Folha de S. Paulo


Favor não importar da Argentina

Todos sabemos das barreiras comerciais que atravancam o suposto livre comércio entre Brasil e Argentina, vide sapatos brasileiros frequentemente encalhados na fronteira com o vizinho.

Mas há um setor em que uma barreirazinha certamente viria a calhar: importação de mutretas estatísticas.

Reportagem publicada no jornal "Valor Econômico" mostra que o governo argentino suspendeu a divulgação dos índices de pobreza e indigência relativos ao segundo semestre de 2013, prevista para a última semana de abril. A justificativa oficial era a "impossibilidade de compatibilizar a medição com o novo Índice de Preços ao Consumidor", em vigor desde janeiro.
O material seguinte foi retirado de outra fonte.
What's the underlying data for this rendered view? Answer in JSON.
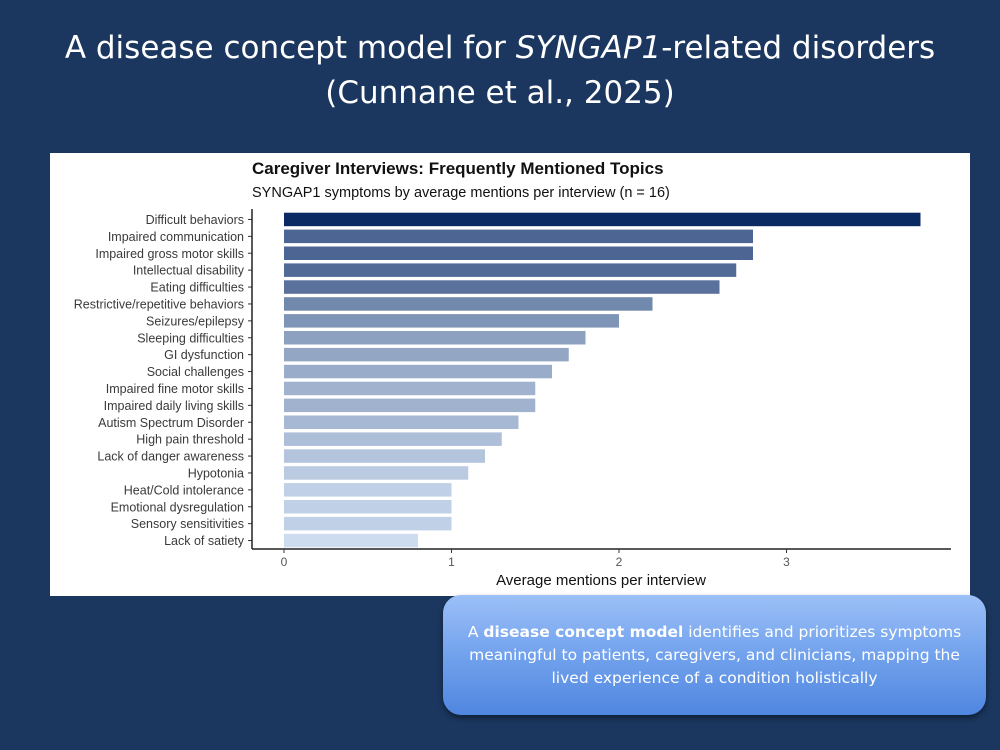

Mas o fato é que a credibilidade dos índices do governo vinha fortemente abalada, porque eles se baseiam em uma cesta básica de valor muito inferior ao real. Os últimos números oficiais mostram uma taxa de pobreza de 5,4% da população da Grande Buenos Aires.

Resultado muito inferior comparado aos cálculos de várias consultorias e do Instituto de Investigación Social, Económica y Política Ciudadana (ISEPCI), que mostrou 28,23% da população da grande Buenos Aires abaixo da linha de pobreza.

O responsável pelas estatísticas, o Instituto Nacional de Estatística e Censo (Indec), já havia perdido a credibilidade com suas estatísticas sobre a inflação, questionadas pelo FMI, analistas e a torcida do Corinthians.

Sob intervenção do governo argentino desde 2007, o Indec calcula inflação em cerca de 10% ao ano, enquanto consultorias privadas projetam quase 40% de avanço dos preços.

No Brasil, acompanhamos o desenrolar da novela do IBGE, órgão que não costuma gerar manchetes. Funcionários pediram demissão depois do anúncio de que a Pesquisa Nacional por Amostra de Domicílios Contínua (Pnad Contínua) seria suspensa.

Especulou-se que a suspensão seria uma decisão política, ligada à campanha presidencial, uma vez que a Pnad Contínua mostra um índice de desemprego superior ao aferido pela Pesquisa Mensal de Emprego (PME). E colaborou para a suspeita o fato de a decisão ter sido motivada por pedidos de senadores, entre eles a ex-ministra da Casa Civil Gleisi Hoffmann.

O argumento oficial foi de que o IBGE precisava formar uma força tarefa para uniformizar as informações sobre a renda domiciliar per capita entre todos os Estados, para atender a exigências da lei complementar que determina a renda como base para o rateio do Fundo de Participação dos Estados.

Depois de gritaria geral e demissões, a presidente do IBGE, Wasmália Bivar, anunciou a volta da Pnad contínua.

Melhor assim. E agora aproveitemos para erigir uma barreira contra essa importação funesta de nosso vizinho.